Ceci était dit en badinant. Mais Pardaillan vit bien que ses paroles avaient porté:

– Bon, se dit-il, un bon averti en vaut deux. Je suis sûr maintenant qu’il se tiendra sur ses gardes.

– Et vous, monsieur, demanda Jehan, changeant brusquement de conversation, me direz-vous comment vous avez été renseigné?

– Oui, certes. Attendu que vous en pourrez tirer profit.

Et Pardaillan, à son tour, raconta comment il avait découvert la vérité en suivant le moine Parfait Goulard.

– Quoi! s’écria Jehan, impressionné, le goinfre, l’ivrogne Parfait Goulard serait donc un agent secret des jésuites? J’avais l’intuition vague qu’il accomplissait auprès de ce malheureux Ravaillac je ne sais quelle sinistre besogne. Mais j’étais loin d’avoir songé à cela.

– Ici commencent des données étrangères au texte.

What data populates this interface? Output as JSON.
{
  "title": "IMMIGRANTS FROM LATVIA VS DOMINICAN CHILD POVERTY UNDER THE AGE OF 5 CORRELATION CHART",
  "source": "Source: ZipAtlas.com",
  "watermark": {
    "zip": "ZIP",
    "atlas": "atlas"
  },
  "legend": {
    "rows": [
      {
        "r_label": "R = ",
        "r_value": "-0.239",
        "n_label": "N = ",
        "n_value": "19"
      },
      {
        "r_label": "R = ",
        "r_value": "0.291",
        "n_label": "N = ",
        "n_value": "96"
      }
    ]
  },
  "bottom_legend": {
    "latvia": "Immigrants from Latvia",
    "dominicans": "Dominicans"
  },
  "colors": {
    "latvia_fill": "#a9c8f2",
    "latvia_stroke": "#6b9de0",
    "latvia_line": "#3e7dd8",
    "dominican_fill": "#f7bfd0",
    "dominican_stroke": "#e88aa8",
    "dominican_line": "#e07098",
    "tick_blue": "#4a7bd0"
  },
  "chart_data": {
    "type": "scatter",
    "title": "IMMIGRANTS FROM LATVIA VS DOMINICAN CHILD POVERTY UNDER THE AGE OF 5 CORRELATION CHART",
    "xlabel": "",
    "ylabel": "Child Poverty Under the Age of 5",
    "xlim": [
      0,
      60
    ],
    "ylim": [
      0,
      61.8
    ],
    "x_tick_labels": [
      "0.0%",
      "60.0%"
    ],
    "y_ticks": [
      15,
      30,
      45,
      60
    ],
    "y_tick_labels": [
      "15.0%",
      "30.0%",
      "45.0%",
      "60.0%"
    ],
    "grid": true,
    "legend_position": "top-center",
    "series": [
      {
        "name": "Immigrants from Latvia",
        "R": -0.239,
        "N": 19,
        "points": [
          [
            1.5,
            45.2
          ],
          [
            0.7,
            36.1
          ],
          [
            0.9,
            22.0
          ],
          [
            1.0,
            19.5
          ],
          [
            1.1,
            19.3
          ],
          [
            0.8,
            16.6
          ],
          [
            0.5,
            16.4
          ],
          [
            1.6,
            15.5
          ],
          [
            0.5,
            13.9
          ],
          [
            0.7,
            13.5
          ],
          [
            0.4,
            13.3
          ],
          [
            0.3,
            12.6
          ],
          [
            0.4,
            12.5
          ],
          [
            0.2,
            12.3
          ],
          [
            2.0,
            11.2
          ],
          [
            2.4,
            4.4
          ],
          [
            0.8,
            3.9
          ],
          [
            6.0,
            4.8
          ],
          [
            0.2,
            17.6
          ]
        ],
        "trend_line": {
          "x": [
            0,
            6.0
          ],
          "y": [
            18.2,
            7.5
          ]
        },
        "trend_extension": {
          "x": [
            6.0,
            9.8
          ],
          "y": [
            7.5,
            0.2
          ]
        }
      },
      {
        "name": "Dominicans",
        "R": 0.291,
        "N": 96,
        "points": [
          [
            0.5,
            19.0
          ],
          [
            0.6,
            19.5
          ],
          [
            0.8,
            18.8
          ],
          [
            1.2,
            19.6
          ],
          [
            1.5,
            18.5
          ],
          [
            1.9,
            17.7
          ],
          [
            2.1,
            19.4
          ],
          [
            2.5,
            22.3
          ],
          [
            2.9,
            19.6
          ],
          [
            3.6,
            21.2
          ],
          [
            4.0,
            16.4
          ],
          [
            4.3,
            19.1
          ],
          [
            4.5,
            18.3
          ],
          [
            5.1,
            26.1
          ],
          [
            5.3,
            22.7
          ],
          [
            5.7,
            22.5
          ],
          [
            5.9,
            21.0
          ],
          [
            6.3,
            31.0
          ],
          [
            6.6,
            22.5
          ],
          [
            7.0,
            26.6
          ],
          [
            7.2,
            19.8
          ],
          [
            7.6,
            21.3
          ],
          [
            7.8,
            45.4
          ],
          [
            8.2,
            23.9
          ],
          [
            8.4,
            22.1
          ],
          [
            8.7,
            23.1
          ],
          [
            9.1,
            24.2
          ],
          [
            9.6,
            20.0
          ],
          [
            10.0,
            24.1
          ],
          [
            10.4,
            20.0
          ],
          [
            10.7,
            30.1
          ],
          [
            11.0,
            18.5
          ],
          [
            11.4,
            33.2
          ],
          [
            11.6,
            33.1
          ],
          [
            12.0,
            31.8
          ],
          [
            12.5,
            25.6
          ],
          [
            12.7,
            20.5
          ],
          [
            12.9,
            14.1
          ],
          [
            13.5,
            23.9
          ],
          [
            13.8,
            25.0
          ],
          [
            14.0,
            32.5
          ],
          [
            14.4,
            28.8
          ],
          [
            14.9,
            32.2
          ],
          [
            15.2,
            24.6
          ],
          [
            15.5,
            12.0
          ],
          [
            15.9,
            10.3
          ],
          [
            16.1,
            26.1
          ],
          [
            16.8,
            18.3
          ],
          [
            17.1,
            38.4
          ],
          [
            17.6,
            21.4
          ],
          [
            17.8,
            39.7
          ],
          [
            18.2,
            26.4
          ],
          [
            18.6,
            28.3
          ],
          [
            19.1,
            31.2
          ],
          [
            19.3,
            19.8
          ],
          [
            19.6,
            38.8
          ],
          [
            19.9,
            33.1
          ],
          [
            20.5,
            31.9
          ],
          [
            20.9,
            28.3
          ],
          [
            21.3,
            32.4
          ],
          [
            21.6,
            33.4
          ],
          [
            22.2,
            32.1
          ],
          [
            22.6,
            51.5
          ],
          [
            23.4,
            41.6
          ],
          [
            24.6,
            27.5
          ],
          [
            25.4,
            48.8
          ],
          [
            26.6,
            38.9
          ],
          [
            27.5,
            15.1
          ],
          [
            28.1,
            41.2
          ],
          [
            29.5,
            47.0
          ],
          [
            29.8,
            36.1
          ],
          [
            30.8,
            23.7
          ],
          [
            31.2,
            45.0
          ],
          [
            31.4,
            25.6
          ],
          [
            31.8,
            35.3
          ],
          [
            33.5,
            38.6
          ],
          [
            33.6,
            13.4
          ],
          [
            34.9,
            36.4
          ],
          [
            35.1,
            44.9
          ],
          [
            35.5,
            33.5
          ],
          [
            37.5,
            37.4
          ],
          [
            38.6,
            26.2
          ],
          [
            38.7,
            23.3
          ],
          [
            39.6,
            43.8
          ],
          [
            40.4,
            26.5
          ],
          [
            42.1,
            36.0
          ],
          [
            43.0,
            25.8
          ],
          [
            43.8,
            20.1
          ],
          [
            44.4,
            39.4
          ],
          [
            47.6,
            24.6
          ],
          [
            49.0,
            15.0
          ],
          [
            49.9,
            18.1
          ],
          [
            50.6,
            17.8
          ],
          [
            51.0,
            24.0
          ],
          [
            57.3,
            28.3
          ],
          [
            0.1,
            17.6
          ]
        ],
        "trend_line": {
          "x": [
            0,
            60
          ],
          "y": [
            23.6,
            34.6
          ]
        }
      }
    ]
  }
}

– Parfait Goulard est, à coup sûr, un des chefs de la redoutable association, affirma Pardaillan. Et ceci doit vous prouver que je n’exagérais pas les dangers dont vous êtes menacé.

– Je le crois, monsieur, et je vous remercie de m’avoir averti, fit le jeune homme qui se leva pour prendre congé.

– Qu’allez-vous faire aujourd’hui? demanda négligemment Pardaillan.

– Je vais voir Gringaille pour m’assurer que rien ne menace Bertille. Ensuite je tâcherai de joindre Ravaillac.

– Pour le dissuader de rentrer à Angoulême?

– Non pas!… Pour le presser d’y retourner au plus tôt. Ce matin on voulait le renvoyer dans son pays. Ce soir on fera des efforts désespérés pour le retenir. N’est-ce pas votre avis, monsieur?

Pardaillan approuva d’un sourire et:

– Coucherez-vous rue de l’Arbre-Sec?

– Sans doute.

Pardaillan réfléchit une seconde et:

– Passe encore pour aujourd’hui, dit-il. Ils n’auront pas eu le temps de rien machiner là. Mais voulez-vous que je vous donne un conseil?… que vous ne suivrez pas, comme de juste.

– Donnez toujours, monsieur, dit Jehan en riant.

– Eh bien, dès demain, décampez de ce logis. Allez-vous-en coucher à Montmartre, dans cette grotte que vous connaissez. Vous n’y aurez qu’une botte de paille, mais du moins, vous y serez en sûreté.

– Je ne dis pas non, fit Jehan rêveur. En tout cas, ce soir, je couche rue de l’Arbre-Sec.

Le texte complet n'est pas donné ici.